み つ 豆

2006年6月23日 記

 先日、ホテルのロビーでお茶を飲む機会がありました。疲れていたので甘いものをとメニューを見ながらアレコレ迷いましたが、私はお汁粉を注文しました。
何を迷うのかって、あんみつとか、みつ豆の文字が目に入るし、寒天は体にいいとわかっているのですが、やっぱりみつ豆は敬遠してしまうのです。

Long Long Ago、
支那事変のさなかのことでした。
私は、小学校の1年生ぐらいの時でした。大阪の上六に大阪陸軍赤十字病院というとても大きな病院がありました。

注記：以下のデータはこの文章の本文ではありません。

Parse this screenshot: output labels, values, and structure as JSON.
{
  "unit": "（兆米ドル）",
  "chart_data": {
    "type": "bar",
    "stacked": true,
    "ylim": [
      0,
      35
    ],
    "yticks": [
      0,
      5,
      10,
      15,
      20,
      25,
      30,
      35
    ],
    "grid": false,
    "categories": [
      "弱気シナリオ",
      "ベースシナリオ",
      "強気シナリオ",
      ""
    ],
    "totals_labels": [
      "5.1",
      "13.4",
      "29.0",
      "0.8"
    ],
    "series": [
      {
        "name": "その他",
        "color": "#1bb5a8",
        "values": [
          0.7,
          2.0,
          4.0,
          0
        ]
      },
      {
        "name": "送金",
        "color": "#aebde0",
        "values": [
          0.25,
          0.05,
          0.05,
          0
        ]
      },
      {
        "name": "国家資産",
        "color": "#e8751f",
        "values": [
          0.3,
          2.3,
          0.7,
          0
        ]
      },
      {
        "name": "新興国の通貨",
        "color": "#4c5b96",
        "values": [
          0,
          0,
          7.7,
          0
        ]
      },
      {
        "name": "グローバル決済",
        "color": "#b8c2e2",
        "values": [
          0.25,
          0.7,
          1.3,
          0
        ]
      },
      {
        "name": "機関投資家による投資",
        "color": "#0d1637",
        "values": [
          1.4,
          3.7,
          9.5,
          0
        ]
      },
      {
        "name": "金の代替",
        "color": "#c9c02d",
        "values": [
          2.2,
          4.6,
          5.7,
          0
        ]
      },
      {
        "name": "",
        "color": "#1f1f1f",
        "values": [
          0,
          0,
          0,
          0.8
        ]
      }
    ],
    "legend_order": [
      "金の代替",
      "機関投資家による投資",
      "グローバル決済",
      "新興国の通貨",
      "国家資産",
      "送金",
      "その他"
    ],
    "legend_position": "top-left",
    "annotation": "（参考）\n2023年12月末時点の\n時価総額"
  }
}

バスに乗って、「小橋西ノ町(おばせにしのちょう)赤十字病院前」と車掌さんがいわれるとそこで降りるのです。
その当時はバスの車掌さんは女の人でした。キップの入った黒い大きなカバンおなかの前に下げてドアを開けたり閉めたりしていましたね。

 支那事変は昭和12年に勃発しましたから、それは昭和13年頃だったのでしょうか?
赤十字病院には傷ついた兵隊さんがたくさん入院されていて、小学生はそのお見舞いによく行っていたようです。姉がお友達と一緒に行くのに私も連れて行ってもらったのです。姉は、いつも行く病室がきまっているようで、もう皆さんとは仲良しになっているのです。その中の一人を姉が「ハギハラサン」といっていたのを覚えています。

 中国での戦いは、鉄砲や大砲によるものでしたから、片方の目が潰れて頭に包帯をグルグル巻きにした兵隊さん、片足をなくした松葉杖の兵隊さん、真っ白な病衣に身を包んで横たわっている兵隊さん。
傷つき病に倒れて、内地に転送されてきた傷病兵さん達でした。
大陸での戦争には、私の叔父も出征して最前線で戦っていましたからよく話を聞きました。敵国の中で戦っているのですから、行軍を落伍したら忽ちやられてしまうのだそうです。クリーク(濠、水がたまっている)とか、トーチカ(壕、土で築いた小山)とか、今では、そんな言葉すら知っている人が少なくなりました。


その兵隊さん達が、私たちを病院の喫茶室につれて行ってくださるのです。

そして、みつ豆がでてきました。それは初めて行った時か、二度目のときか良く覚えていませんが、みつ豆を前にして私はシクシクシ泣きだしたのです。そして、兵隊さんが「どうしたの」と言ってくださった時に「わあー」と堰をきったように大声で泣きました。
思いっきり泣きました。寒天はあまり好きではなかったのですが、泣くほど嫌いなわけではないのに、なぜかそうなってしまいました。
「きらいだったら食べなくてもいいよ」ということになりました。

 お行儀のわるさと、兵隊さんへの申し訳なさで、私は小さくなっていました。
傷ついた兵隊さんのなまなましい姿がこわかったのが大きな理由だと思います。
また、今こじつけた理屈かもしれませんが、戦争の不条理を感じ取っていたのかもしれません。戦争ってほんとうに間尺に合わないものですね。
相手を傷つけ、自分も命をかけて何をしているのでしょうか?
切なく、むなしく、胸がしめつけられる思いがいたします。

 母が生きていた頃は、まだ実家のアルバムに兵隊さんを慰問に行った記念写真がありました。兵隊さんが何人かと姉と私がよそいきの服を着て写っていましたが、もう、すべてが忘却のかなたに消えてしまいました。